Commentator Pete Lake quoted the pope from a recent defense of mandatory celibacy:

Not getting married is based on the desire to live only for oneself, not to accept any definitive bond, to have life at every moment in full autonomy, to decide at every moment what to do, what to take from life; and therefore a ‘no’ to commitment, a ‘no’ to definitiveness, a having life only for oneself. (Celibacy) is a definitive ‘yes,’ it is allowing ourselves to be taken in hand by God, giving ourselves into the hands of the Lord, into his ‘I,’ and therefore it is an act of fidelity and trust. It is the exact opposite of this ‘no,’ of this autonomy that does not want to be obligated, that does not want to enter into a bond. (A)s the criticisms show, celibacy is a great sign of faith, of the presence of God in the world.

This quote sounds like the unmarried life is at root, a selfish life. I know the pope isn’t intending to be read this way, but we all know that a celibate priest without the discipline of a religious community, is well placed to lead a self-centered life. Most priests, we know, live a life of sacrifice and availability. And these men are a credit to Holy Orders as well as the celibate tradition.

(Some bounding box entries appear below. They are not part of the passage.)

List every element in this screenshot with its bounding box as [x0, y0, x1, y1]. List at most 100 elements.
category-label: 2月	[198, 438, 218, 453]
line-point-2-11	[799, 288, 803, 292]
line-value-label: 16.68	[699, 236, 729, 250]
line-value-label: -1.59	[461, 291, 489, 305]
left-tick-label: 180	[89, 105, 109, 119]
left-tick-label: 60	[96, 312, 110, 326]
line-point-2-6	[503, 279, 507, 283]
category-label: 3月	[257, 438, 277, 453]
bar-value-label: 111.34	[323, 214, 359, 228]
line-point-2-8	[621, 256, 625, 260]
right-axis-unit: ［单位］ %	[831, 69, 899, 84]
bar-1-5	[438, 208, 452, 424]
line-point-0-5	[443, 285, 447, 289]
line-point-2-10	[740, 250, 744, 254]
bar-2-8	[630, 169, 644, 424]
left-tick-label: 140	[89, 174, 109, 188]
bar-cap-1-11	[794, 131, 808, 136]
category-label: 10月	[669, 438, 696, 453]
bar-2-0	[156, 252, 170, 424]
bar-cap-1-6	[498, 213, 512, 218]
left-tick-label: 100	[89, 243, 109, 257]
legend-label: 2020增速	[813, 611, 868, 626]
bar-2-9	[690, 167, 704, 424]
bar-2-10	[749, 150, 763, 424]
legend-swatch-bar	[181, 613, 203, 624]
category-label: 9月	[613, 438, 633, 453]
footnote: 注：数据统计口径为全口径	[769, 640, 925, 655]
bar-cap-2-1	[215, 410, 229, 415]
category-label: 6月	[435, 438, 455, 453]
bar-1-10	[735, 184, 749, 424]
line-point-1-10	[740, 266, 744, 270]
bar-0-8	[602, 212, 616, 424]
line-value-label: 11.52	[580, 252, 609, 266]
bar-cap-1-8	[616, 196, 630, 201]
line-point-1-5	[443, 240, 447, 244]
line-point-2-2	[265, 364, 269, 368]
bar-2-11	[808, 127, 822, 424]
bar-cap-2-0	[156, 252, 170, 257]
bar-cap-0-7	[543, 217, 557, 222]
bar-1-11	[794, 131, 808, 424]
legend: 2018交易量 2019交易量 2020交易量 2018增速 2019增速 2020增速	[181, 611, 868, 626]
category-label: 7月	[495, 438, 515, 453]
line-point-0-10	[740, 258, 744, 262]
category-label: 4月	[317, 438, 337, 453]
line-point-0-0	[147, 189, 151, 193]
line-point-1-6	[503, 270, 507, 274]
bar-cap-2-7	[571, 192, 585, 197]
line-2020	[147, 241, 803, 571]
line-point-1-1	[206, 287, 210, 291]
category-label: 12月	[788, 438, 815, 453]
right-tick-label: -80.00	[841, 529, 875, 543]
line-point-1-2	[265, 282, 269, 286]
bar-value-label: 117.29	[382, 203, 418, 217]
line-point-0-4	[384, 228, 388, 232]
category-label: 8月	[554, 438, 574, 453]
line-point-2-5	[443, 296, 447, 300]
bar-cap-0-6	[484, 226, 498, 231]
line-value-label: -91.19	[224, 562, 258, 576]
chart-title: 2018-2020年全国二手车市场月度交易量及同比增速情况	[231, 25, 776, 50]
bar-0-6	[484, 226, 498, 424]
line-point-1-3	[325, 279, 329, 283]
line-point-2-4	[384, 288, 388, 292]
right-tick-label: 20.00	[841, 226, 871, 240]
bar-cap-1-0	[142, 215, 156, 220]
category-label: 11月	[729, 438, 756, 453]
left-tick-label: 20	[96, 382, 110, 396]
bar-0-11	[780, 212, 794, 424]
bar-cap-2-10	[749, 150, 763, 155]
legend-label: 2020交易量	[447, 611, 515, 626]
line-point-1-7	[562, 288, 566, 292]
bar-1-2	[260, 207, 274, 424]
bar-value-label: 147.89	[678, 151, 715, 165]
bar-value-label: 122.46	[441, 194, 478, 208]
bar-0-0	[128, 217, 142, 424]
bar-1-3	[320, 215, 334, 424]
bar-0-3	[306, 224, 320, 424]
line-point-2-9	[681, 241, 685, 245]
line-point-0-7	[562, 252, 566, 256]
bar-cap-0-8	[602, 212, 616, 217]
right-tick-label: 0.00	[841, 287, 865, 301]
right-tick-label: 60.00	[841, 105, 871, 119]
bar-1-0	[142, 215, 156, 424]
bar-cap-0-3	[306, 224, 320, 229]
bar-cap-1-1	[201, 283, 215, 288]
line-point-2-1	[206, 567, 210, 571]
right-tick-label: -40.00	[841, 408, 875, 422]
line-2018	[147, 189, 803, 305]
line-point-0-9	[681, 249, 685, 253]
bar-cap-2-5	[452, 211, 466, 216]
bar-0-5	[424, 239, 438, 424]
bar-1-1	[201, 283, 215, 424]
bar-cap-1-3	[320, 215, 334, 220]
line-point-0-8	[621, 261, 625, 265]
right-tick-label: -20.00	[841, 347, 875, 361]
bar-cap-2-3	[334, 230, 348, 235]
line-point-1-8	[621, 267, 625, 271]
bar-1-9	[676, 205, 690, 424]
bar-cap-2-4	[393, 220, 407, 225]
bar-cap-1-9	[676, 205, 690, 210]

As for the pope’s last sentence, I would have to say that matrimony trumps celibacy. It is a sacrament, and as such, it is a definitive sign of Christ’s presence both in the Church and in the world. It also is at the core of the smallest unit of Christendom, the domestic Church. A solo celibate unrooted in an explicit eremitic tradition has none of this. No sacrament for celibacy. No Church of one.

In addition, the handing over of personal autonomy is a great sign of sacrifice. A married adult offers an experience of kenosis toward the spouse, the children, and in the married witness in the Church and in the world.

My strong sense is that what is passing for a theological justification for mandatory celibacy is exceedingly weak. I think the Holy Father does well within a mystagogical tradition. He seems out of his depth with this quote above. Should’ve stuck with that letter back in 1970.